Ce phénomène rejoint l’idée d’une « bifurcation métastable » lors du développement. Habituellement, on considère que les erreurs épigénétiques se produisent plus tard sous la pression de l’environnement (stress oxydatif, inflammations chroniques, toxiques...). Ici, la découverte est différente : cette variabilité épigénétique « intrinsèque » naît de manière plus ou moins aléatoire et s’installe durablement dès les phases précoces de l’organogenèse. Les analyses du transcriptome et de la méthylation suggèrent qu’un certain nombre de gènes directement liés à la croissance cellulaire ou à la réparation de l’ADN seraient plus susceptibles de « basculer » vers un état permissif ou restrictif pour le développement tumoral.

Fait notable, les auteurs observent que ce même jeu de gènes subit fréquemment des mutations dans les cancers humains, ce qui fait écho à la possibilité que certaines personnes naissent avec un « fond » épigénétique rendant ces gènes plus vulnérables aux événements oncogéniques ultérieurs. Par ailleurs, la distribution de ces deux états épigénétiques serait relativement homogène dans l’ensemble des organes, ce qui soulève la perspective que cette hétérogénéité précoce influence non seulement le risque de cancer, mais aussi son type et sa vitesse de progression.

Il faut repenser la prévention et développer des tests prédictifs

D’après les auteurs, ces travaux placent « l’épigénétique précoce » sur le devant de la scène. Jusqu’ici, la carcinogenèse était surtout décrite comme un phénomène d’accumulation de mutations accompagnée d’événements épigénétiques tardifs. La démonstration qu’un déterminant épigénétique s’instaure durant l’embryogenèse ou la période néonatale ouvre une nouvelle ère. Comprendre le moment exact de cette « bifurcation » épigénétique pourrait permettre d’envisager des stratégies de dépistage précoces ou de moduler la plasticité épigénétique via des interventions (nutritionnelles, médicamenteuses, etc.) dirigées sur la période la plus critique du développement.

Sur le plan clinique, la perspective de classifier certains patients comme ayant un « morph » plus ou moins susceptible pourrait à terme affiner la stratification du risque. Ainsi, au même titre que des signatures génétiques sont utilisées pour évaluer la probabilité de rechute ou la réponse à un traitement, on peut imaginer une « signature épigénétique de naissance » permettant une surveillance accrue chez les individus prédisposés, voire un diagnostic plus précoce.
Contrairement aux mutations de l’ADN, l’épigénome est potentiellement réversible.

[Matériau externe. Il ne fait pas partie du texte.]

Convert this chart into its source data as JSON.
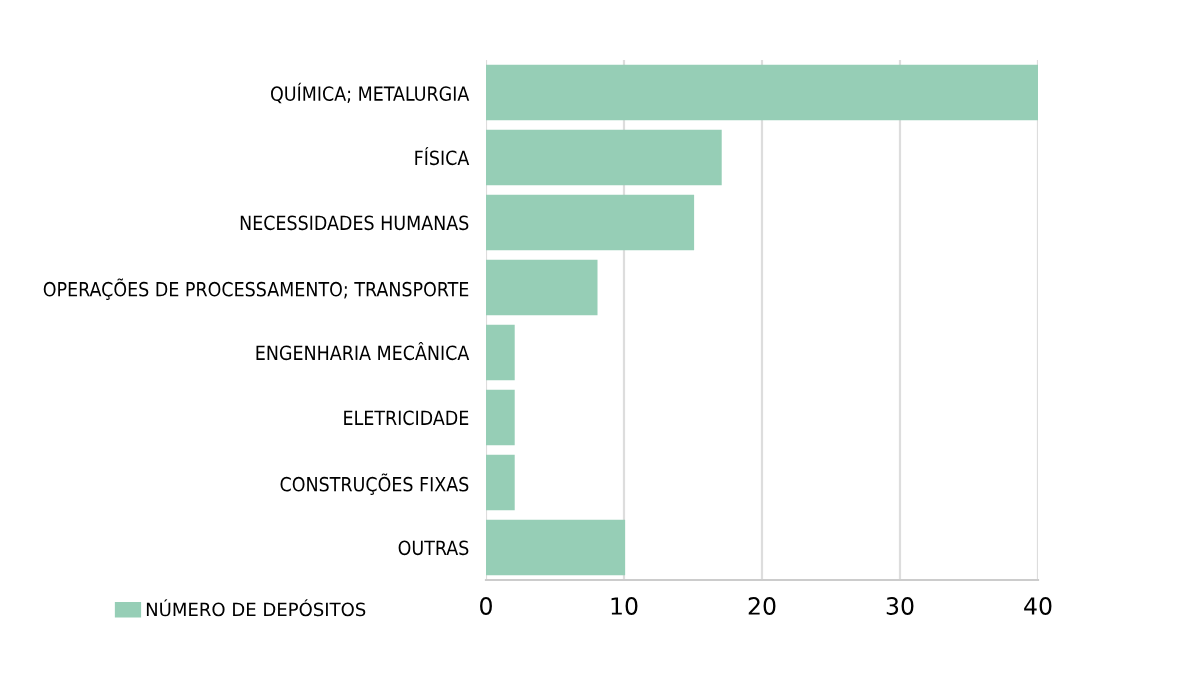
{
  "chart_data": {
    "type": "bar",
    "orientation": "horizontal",
    "categories": [
      "QUÍMICA; METALURGIA",
      "FÍSICA",
      "NECESSIDADES HUMANAS",
      "OPERAÇÕES DE PROCESSAMENTO; TRANSPORTE",
      "ENGENHARIA MECÂNICA",
      "ELETRICIDADE",
      "CONSTRUÇÕES FIXAS",
      "OUTRAS"
    ],
    "series": [
      {
        "name": "NÚMERO DE DEPÓSITOS",
        "color": "#96ceb6",
        "values": [
          40,
          17,
          15,
          8,
          2,
          2,
          2,
          10
        ]
      }
    ],
    "xlim": [
      0,
      40
    ],
    "xticks": [
      0,
      10,
      20,
      30,
      40
    ],
    "grid": "x",
    "legend": "bottom left"
  }
}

Divers inhibiteurs d’enzymes épigénétiques (déméthylases, méthyltransférases, histone-désacétylases) sont déjà en évaluation clinique. Dans ce scénario, cibler tôt les signatures épigénétiques anormales pourrait bloquer la cascade oncogénique, même si elle n’est pas encore morphologiquement apparente.

En somme, ces résultats illustrent à quel point la compréhension de l’héritage épigénétique, avant tout dommage environnemental ou mutationnel, peut influer sur la probabilité de développer un cancer. Ils ouvrent la voie à une nouvelle discipline, l’« épigénétique de la susceptibilité », qui vise à caractériser et, pourquoi pas, réorienter la trajectoire épigénétique de certains patients depuis les premiers stades de la vie.